I’ve been feeling better as of late.
Last week, I found myself in a terrible head space I couldn’t seem to escape. No matter what I did or who I spoke to, nothing helped. I felt stuck in my ways and no action felt inspiring because I couldn’t help but fixate on the fact that problems are never-ending.
I had no desire to improve my life or get out of bed because with one problem coming to an end, I knew another would be on the rise. Not to mention, I felt helpless to my problems. I was feeling hurt by other people, but I didn’t want to cause an issue. So, I tried to keep to myself and move on.
Well, repression never leads to good results. You end up feeling more unseen or heard by not only other people, but yourself. I was trying to brush how I felt under the rug to keep others more comfortable.
I’ve still been doing that up until this moment. I’m trying to silently and effortlessly keep how I feel to myself, but I can’t deny that I still feel hurt.

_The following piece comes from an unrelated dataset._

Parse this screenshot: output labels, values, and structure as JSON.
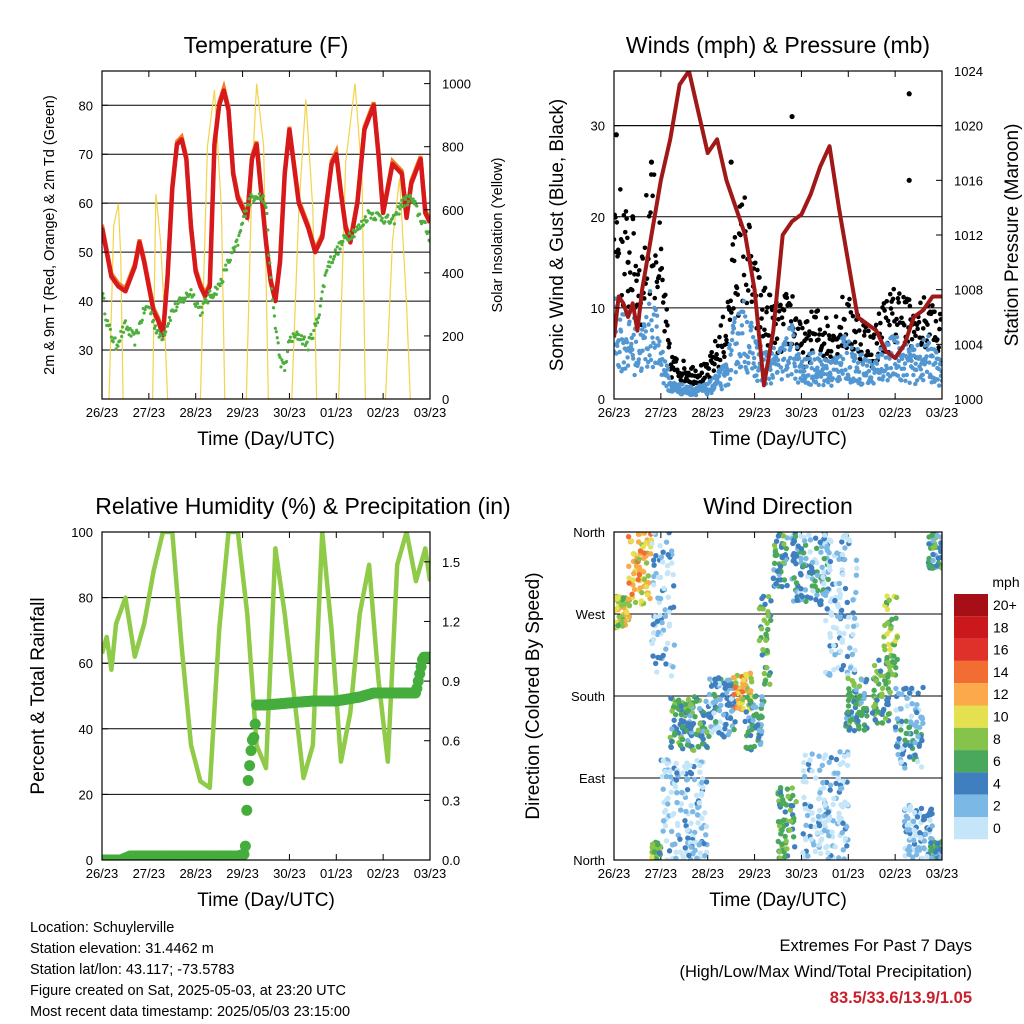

I tried to tell myself over and over that I have no business feeling this way. I gave myself logical reasons, distractions for days, and tried to drown my issues out by pretending I didn’t care. I want to be the girl who can let go of attachments left and right, but as I already know, I’m not this way. I’ve never been this way. I get caught up and I find myself having to unwind, come back to center, and figure out what we’re going to do next.
It sounds like an easy three-step process, but truth is, you don’t experience the process just once.
Sometimes you manage to unwind your mind and lay out everything that hurts in front of you. You witness the painful memories or even the good ones. You take a hard look at everything that’s had you riled up.
Once you’ve spent some time in your pain, you start to focus less on the exterior aspects of your troubles, but turn inward. You look at your part in it all. You see where you fell short or where you weren’t treating yourself with the best care.
As you begin to show love for yourself again, you find yourself asking what the next step is – what you’re ready to dive in to from here. You transcend the things that left you so broken in search for something new.
Yet in some instances, you may only manage to lay out the pain in front of you before collapsing to the ground. You’re crawled up in bed not willing to do anything else. You go on a two-day bender of drinking and late nights before you’re ready to call it quits on distraction, lay it all out again, and look at the pain differently.
Other times, you manage to get to a place of self-love and see the beauty in what hurt you, but you still can’t let it go. You’re not ready to move on to the next step. You’d rather stick with what’s familiar a little while longer because losing it altogether still hurts deep down.
I’ve found myself in the latter recently.
I’m not in the same pain I was a week ago, but I haven’t quite crossed the threshold in to making a change. I’ve found little things each day that get me excited for my future, but I’m still very much processing it all.
Earlier this week, I realized that I haven’t truly been self-focused in about three years. I’ve always been in the pursuit of someone or had my attention on the relationships (or lack thereof) in my life. I haven’t taken time to jump in to tasks I’ve always wanted to do because I never held my focus there long enough. I’d be inspired for a day before I was back to over-analyzing whether someone viewing my Snapchat meant something. That sounds ridiculous typing it out, but it’s true.
For the first time since I was about 19, I feel like I have a chance to date myself again. A chance to do whatever the hell I want to do because I don’t have anyone to answer to anymore. I don’t have someone to set my sights on or pursue. All I have is a clear slate of time and opportunity that can be filled anyway I’d like. It’s quite freeing when I truly think about it all.
I started watching a new show called You’re The Worst this week, and I’m already half way through the second season. It’s a lovely and honest show about two people trying to build a relationship despite neither of them wanting to commit to the normal ideals of a relationship.
I laid there for hours the other night watching it – all curled up in bed, just showered, no priorities the next day. Everything felt right.
I know, a completely normal twenty-something experience. It’s nothing new. The meaning behind it though was a lot to me. For the first time in forever, I was enjoying my own company. No alcohol on my breath, no men on my mind. I was purely enjoying exactly where I was with who I was.
We hear it all the time, but time is truly key when we’re overcoming anything.
Last week, I wanted to change my circumstances and get things back to how they used to be. Now, I recognize that the past happened, but lingering there will provide no new answers. Letting the past be the past and seeing where time takes me has proven to be the ultimate healer.
It’s good to reflect on where we’ve been and to grow from our mistakes, but it’s when we live in those times that we let the past hold us back from things much better suited for us now.
As I was driving home last night, I rode by a church sign that read, ‘Don’t give up on love.’
So while my past and present has left me feeling dim, I’m letting those words fuel me.
I’m focusing on myself as this year comes to a close while knowing that there’s a universal timeline I have no clue about.
I have the power to make choices to get where I want to be, but the catch is I may not get the knowledge that comes with those choices until a later time.
I trust myself and the timing of my life – and as of this moment, nothing else has felt so sweet.